L’oncle à héritages

Duc de bretagne reduitLa mort de Charles le Téméraire devant Nancy, en 1477, mit un terme à ce qu’on appelle le rêve Bourguignon. Le duc de Bourgogne n’en laissait pas moins une héritière légitime : sa fille Marie. Dont Louis XI était l’oncle et le tuteur attentionné. Autant dire que l’héritage était en de bonnes mains !

Le mari que le roi destinait à sa nièce n’était autre que son propre fils, le futur Charles VIII. Mais celui-ci n’avait que sept ans, tandis que Marie en avait déjà vingt. Le roi n’en considérait pas moins que l’affaire était dans le sac, et (sous prétexte d’un crime de lèse-majesté de la part du feu duc) s’empara derechef d’une partie du magot. Marie, furieuse, épousa alors Maximilien de Habsbourg.

L’affaire était manquée de ce côté. Mais de l’autre, il restait la Bretagne, elle aussi « tombée en quenouille » en la personne d’Anne. La jeune duchesse redoutait l’hégémonie du roi de France et en 1490, pour protéger l’autonomie de son duché, elle épousa à son tour Maximilien (veuf de Marie de Bourgogne depuis 1482).

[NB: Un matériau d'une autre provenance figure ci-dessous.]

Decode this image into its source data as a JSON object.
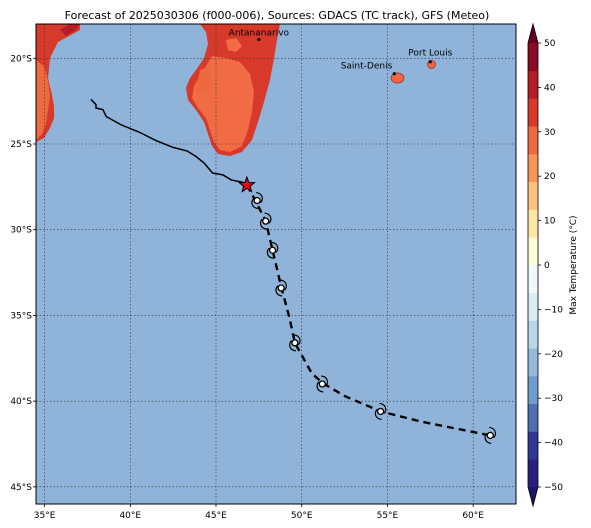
{
  "title": "Forecast of 2025030306 (f000-006), Sources: GDACS (TC track), GFS (Meteo)",
  "map": {
    "lon_range": [
      34.5,
      62.5
    ],
    "lat_range": [
      -46,
      -18
    ],
    "lon_ticks": [
      {
        "value": 35,
        "label": "35°E"
      },
      {
        "value": 40,
        "label": "40°E"
      },
      {
        "value": 45,
        "label": "45°E"
      },
      {
        "value": 50,
        "label": "50°E"
      },
      {
        "value": 55,
        "label": "55°E"
      },
      {
        "value": 60,
        "label": "60°E"
      }
    ],
    "lat_ticks": [
      {
        "value": -20,
        "label": "20°S"
      },
      {
        "value": -25,
        "label": "25°S"
      },
      {
        "value": -30,
        "label": "30°S"
      },
      {
        "value": -35,
        "label": "35°S"
      },
      {
        "value": -40,
        "label": "40°S"
      },
      {
        "value": -45,
        "label": "45°S"
      }
    ],
    "gridlines": true,
    "ocean_color": "#8fb3d9",
    "cities": [
      {
        "name": "Antananarivo",
        "lon": 47.5,
        "lat": -18.9
      },
      {
        "name": "Port Louis",
        "lon": 57.5,
        "lat": -20.2
      },
      {
        "name": "Saint-Denis",
        "lon": 55.4,
        "lat": -20.9
      }
    ],
    "past_track": [
      [
        37.7,
        -22.4
      ],
      [
        38.0,
        -22.7
      ],
      [
        38.0,
        -22.9
      ],
      [
        38.4,
        -23.0
      ],
      [
        38.6,
        -23.4
      ],
      [
        39.5,
        -23.9
      ],
      [
        40.5,
        -24.3
      ],
      [
        41.5,
        -24.8
      ],
      [
        42.5,
        -25.2
      ],
      [
        43.3,
        -25.4
      ],
      [
        43.8,
        -25.7
      ],
      [
        44.3,
        -26.1
      ],
      [
        44.8,
        -26.7
      ],
      [
        45.4,
        -26.8
      ],
      [
        45.9,
        -27.1
      ],
      [
        46.4,
        -27.2
      ],
      [
        46.8,
        -27.3
      ]
    ],
    "current_position": {
      "lon": 46.8,
      "lat": -27.4
    },
    "forecast_track": [
      [
        46.8,
        -27.4
      ],
      [
        47.3,
        -28.3
      ],
      [
        47.9,
        -29.5
      ],
      [
        48.3,
        -31.2
      ],
      [
        48.8,
        -33.3
      ],
      [
        49.3,
        -35.2
      ],
      [
        49.6,
        -36.6
      ],
      [
        50.6,
        -38.4
      ],
      [
        51.3,
        -39.0
      ],
      [
        52.5,
        -39.7
      ],
      [
        54.6,
        -40.6
      ],
      [
        57.0,
        -41.2
      ],
      [
        59.5,
        -41.7
      ],
      [
        61.0,
        -42.0
      ]
    ],
    "forecast_points": [
      [
        47.4,
        -28.3
      ],
      [
        47.9,
        -29.5
      ],
      [
        48.3,
        -31.2
      ],
      [
        48.8,
        -33.4
      ],
      [
        49.6,
        -36.6
      ],
      [
        51.2,
        -39.0
      ],
      [
        54.6,
        -40.6
      ],
      [
        61.0,
        -42.0
      ]
    ]
  },
  "colorbar": {
    "label": "Max Temperature (°C)",
    "min": -50,
    "max": 50,
    "ticks": [
      "50",
      "40",
      "30",
      "20",
      "10",
      "0",
      "−10",
      "−20",
      "−30",
      "−40",
      "−50"
    ],
    "colors": [
      "#2a1f7d",
      "#313695",
      "#4e6fb0",
      "#6f9cc8",
      "#94bbdb",
      "#b8d6e9",
      "#d9ebf4",
      "#f0f8fa",
      "#fffcd6",
      "#fee6a6",
      "#fdc07e",
      "#f99559",
      "#ed6940",
      "#d73a2b",
      "#b41c27",
      "#8a0b26"
    ],
    "under_color": "#1c1669",
    "over_color": "#67001f"
  }
}
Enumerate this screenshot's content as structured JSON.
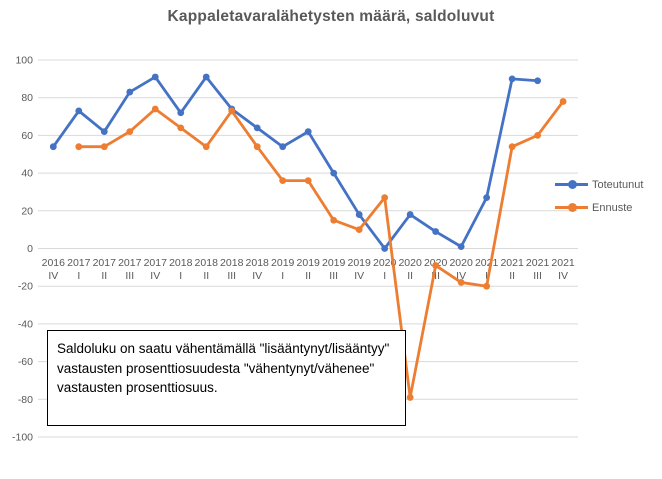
{
  "title": "Kappaletavaralähetysten määrä, saldoluvut",
  "annotation": {
    "text": "Saldoluku on saatu vähentämällä \"lisääntynyt/lisääntyy\" vastausten prosenttiosuudesta \"vähentynyt/vähenee\" vastausten prosenttiosuus."
  },
  "legend": {
    "items": [
      {
        "label": "Toteutunut",
        "color": "#4472C4"
      },
      {
        "label": "Ennuste",
        "color": "#ED7D31"
      }
    ]
  },
  "chart_data": {
    "type": "line",
    "title": "Kappaletavaralähetysten määrä, saldoluvut",
    "categories": [
      "2016 IV",
      "2017 I",
      "2017 II",
      "2017 III",
      "2017 IV",
      "2018 I",
      "2018 II",
      "2018 III",
      "2018 IV",
      "2019 I",
      "2019 II",
      "2019 III",
      "2019 IV",
      "2020 I",
      "2020 II",
      "2020 III",
      "2020 IV",
      "2021 I",
      "2021 II",
      "2021 III",
      "2021 IV"
    ],
    "series": [
      {
        "name": "Toteutunut",
        "color": "#4472C4",
        "values": [
          54,
          73,
          62,
          83,
          91,
          72,
          91,
          74,
          64,
          54,
          62,
          40,
          18,
          0,
          18,
          9,
          1,
          27,
          90,
          89,
          null
        ]
      },
      {
        "name": "Ennuste",
        "color": "#ED7D31",
        "values": [
          null,
          54,
          54,
          62,
          74,
          64,
          54,
          73,
          54,
          36,
          36,
          15,
          10,
          27,
          -79,
          -9,
          -18,
          -20,
          54,
          60,
          78
        ]
      }
    ],
    "xlabel": "",
    "ylabel": "",
    "ylim": [
      -100,
      100
    ],
    "ytick_step": 20,
    "grid": true,
    "legend_position": "right",
    "gridline_color": "#D9D9D9",
    "axis_label_color": "#595959",
    "title_color": "#595959"
  }
}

Depuis la mort de Louis XI, en 1483, c’est sa fille Anne de Beaujeu qui exerçait la régence au nom de Charles VIII. Et elle ne l’entendait pas de cette oreille, car, après la défaite de Saint-Aubin-du-Cormier qui avait conclu la « guerre folle » de 1488, le duc de Bretagne avait accepté par le traité du Verger de ne pas marier sa fille sans le consentement du roi de France. Elle fit donc envahir le duché et maria Anne à Charles VIII, bien qu’elle fût déjà mariée à Maximilien, mais par procuration seulement. Le contrat de mariage prévoyait une donation au dernier vivant et, en l’absence de descendance mâle, obligeait la duchesse à épouser le successeur du roi (c’est ce qui se passera : elle épousera Charles XII).

Ainsi la Bretagne fut-elle rattachée au royaume de France. C’est du moins ce qu’on dit, car elle en faisait déjà partie en dépit de son destin à part. Et, devenue un fief de Maximilien, elle n’en aurait pas moins continué à faire partie du royaume de France dont elle était un apanage : Marie de Bourgogne était une Valois, et Anne était elle aussi une Capétienne.

Ce qu’il faut toutefois souligner, c’est que les Bretons n’avaient pas grande envie d’être sous la tutelle directe du roi de France et que, tout comme un royaume dans son roi, les provinces se reconnaissaient dans les princes, les ducs ou les comtes qui les gouvernaient.

De même, c’est pressée par ses sujets flamands que Marie de Bourgogne avait épousée Maximilien : Louis XI venait de s’emparer de la Picardie et de l’Artois et ils craignaient de connaître le même sort. Par des manœuvres diplomatiques douteuses, Louis XI s’était aussi emparé du Roussillon. Où l’on ne parlait pas plus français qu’en Flandre ou en Bretagne. Ce roi est célébré comme l’un des bâtisseurs de l’« état-nation ». On voit bien où est l’état, mais on a du mal à mettre le mot « nation » au singulier.

En revanche, l’Anjou fut légué au roi de France par son oncle René. Voilà un héritage bienvenu, et qui ne souleva aucune question. Malheureusement, il contenait aussi des droits sur le royaume de Naples, ce qui allait entraîner les interminables déboires des guerres d’Italie.